Opinioni & Commenti
Vuoti politici e silenzi assordanti interpellano i cattolici
di Domenico Delle Foglie
Bisognerà pure che qualcuno risponda al «sogno» più volte evocato dal cardinale Angelo Bagnasco: «Una generazione nuova di italiani e di cattolici che, pur nel travaglio della cultura odierna e attrezzandosi a stare sensatamente dentro ad essa, sentono la cosa pubblica come importante e alta, in quanto capace di segnare il destino di tutti, e per essa sono disposti a dare il meglio dei loro pensieri, dei loro progetti, dei loro giorni».
Ma se non vogliamo che resti un «sogno», bisognerà parlare un linguaggio di verità. Magari partendo da alcuni punti fermi. Innanzitutto, senza atteggiarci a esegeti del Bagnasco-pensiero, possiamo presumere che quel suo ragionamento riveli un’insoddisfazione di fondo rispetto allo stato delle cose. Se non altro, ci dice che sulla scena politica italiana mancano presenze di quel tipo. E la responsabilità ricade direttamente sulle spalle del laicato cattolico italiano. Certo, si potrebbe obiettare che questo è il risultato proprio delle dinamiche post-conciliari, della cosiddetta «scelta religiosa» dell’Azione cattolica, dell’esplosione dei movimenti ecclesiali, dell’affermazione del volontariato. E più in generale della scelta fatta dal laicato cattolico, in accordo con i propri pastori, di indirizzare prevalentemente le forze verso un agire intraecclesiale.
Ma ora ci si accorge che si è creato un «vuoto» politico. Di sicuro, in questi anni, soprattutto nell’ultimo decennio, non si è stati con le mani in mano. Basti pensare alla nascita delle tre «Reti» di ispirazione cristiana (Forum delle associazioni familiari, Scienza & Vita e Retinopera) che hanno avuto un ruolo decisivo in due momenti pubblici di straordinario valore sociale culturale e politico come il referendum sulla Procreazione medicalmente assistita (2005) e il Family Day (2007). Ma queste «Reti» (soprattutto Scienza & Vita e Retinopera) sembrano aver ormai abbandonato la linea della presenza nello spazio pubblico per concentrarsi su quella più strettamente culturale. Dunque, meno protagonismo pubblico e solo discernimento culturale.
Abbandonata la prospettiva delle «Reti», resta la domanda sul che fare, sul come muoversi e su quali debbano essere i nuovi attori di questo rinnovato protagonismo. Intanto registriamo il silenzio assordante da parte del laicato cattolico rispetto all’ennesima esternazione del cardinale Bagnasco sull’Osservatore Romano. Cosa cela questo immobilismo? Imbarazzo, sconcerto, una richiesta di indirizzo, una sollecitazione più diretta? Chi può dirlo? Intanto, sulla scorta di questo silenzio, lo storico del Cristianesimo Massimo Faggioli, su Il Mulino, ha facile gioco nello scrivere che il «sogno di Bagnasco equivale da parte del leader dei vescovi italiani a una dichiarazione di impotenza». Brutta diagnosi che meriterebbe una risposta adeguata. Ma a chi tocca reagire? Forse ai laici cattolici, ma dovrebbero avere dei «luoghi» in cui confrontarsi e poi parlare, magari, con una sola voce.

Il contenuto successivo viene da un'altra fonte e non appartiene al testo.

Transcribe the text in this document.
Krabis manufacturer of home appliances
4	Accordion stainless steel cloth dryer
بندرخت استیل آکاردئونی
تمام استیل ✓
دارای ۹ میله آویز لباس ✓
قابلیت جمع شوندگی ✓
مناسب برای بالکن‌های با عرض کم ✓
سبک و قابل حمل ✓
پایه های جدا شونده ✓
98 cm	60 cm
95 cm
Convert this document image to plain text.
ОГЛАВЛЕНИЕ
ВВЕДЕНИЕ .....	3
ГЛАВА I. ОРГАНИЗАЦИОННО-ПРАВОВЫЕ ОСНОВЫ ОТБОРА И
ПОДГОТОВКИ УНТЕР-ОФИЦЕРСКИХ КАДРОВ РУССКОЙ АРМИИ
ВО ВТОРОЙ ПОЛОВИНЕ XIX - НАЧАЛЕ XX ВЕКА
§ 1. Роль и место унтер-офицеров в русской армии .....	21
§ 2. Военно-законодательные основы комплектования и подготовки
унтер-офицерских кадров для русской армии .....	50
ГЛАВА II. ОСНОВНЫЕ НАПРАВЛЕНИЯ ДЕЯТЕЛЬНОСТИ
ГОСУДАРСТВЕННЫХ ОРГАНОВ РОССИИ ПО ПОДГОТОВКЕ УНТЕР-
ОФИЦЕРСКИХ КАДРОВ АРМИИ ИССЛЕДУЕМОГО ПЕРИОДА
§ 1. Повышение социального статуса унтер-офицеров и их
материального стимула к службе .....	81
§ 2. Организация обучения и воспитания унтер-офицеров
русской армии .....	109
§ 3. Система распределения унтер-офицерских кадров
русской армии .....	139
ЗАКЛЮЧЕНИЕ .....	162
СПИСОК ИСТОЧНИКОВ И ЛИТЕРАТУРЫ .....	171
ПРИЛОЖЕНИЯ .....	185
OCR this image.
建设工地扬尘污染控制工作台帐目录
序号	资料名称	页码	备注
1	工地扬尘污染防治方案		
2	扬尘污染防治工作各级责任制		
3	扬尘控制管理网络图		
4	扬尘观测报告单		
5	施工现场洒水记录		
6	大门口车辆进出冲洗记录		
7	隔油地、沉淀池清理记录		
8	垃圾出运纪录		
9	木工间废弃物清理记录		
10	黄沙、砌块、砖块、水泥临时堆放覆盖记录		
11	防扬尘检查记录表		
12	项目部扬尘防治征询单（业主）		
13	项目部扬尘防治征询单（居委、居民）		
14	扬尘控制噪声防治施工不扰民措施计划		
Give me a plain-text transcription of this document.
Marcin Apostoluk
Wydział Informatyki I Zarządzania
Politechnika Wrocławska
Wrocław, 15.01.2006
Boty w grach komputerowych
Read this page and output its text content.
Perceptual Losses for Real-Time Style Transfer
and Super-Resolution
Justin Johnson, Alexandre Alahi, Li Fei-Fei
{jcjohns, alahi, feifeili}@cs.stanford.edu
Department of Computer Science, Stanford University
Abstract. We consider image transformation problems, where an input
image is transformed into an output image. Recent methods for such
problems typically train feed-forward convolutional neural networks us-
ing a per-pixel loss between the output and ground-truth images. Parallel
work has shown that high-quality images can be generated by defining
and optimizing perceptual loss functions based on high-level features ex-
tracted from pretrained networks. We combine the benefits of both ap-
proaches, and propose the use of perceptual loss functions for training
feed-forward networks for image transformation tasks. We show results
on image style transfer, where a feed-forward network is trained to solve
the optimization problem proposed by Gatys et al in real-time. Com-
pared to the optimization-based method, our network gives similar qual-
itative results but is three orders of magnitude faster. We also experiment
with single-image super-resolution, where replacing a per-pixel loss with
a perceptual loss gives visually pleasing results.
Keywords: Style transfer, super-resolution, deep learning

Va detto, per onestà intellettuale, che è difficile formare una «generazione nuova» senza adeguati incubatori. Forse i vescovi pensano che sia sufficiente «delegare» il compito ad associazioni e movimenti. Basterà? Nessuno può garantirlo. Nel frattempo, ci si prepara all’appuntamento della Settimana sociale di Reggio Calabria sperando che almeno lì nasca qualcosa.
Altrimenti continueremo a sognare a occhi aperti, mentre il destino del Paese, dimentico del bene comune, apparirà sempre più nelle mani dei potenti che si attovagliano sulle terrazze romane e alla mercé di vecchie e nuove massonerie.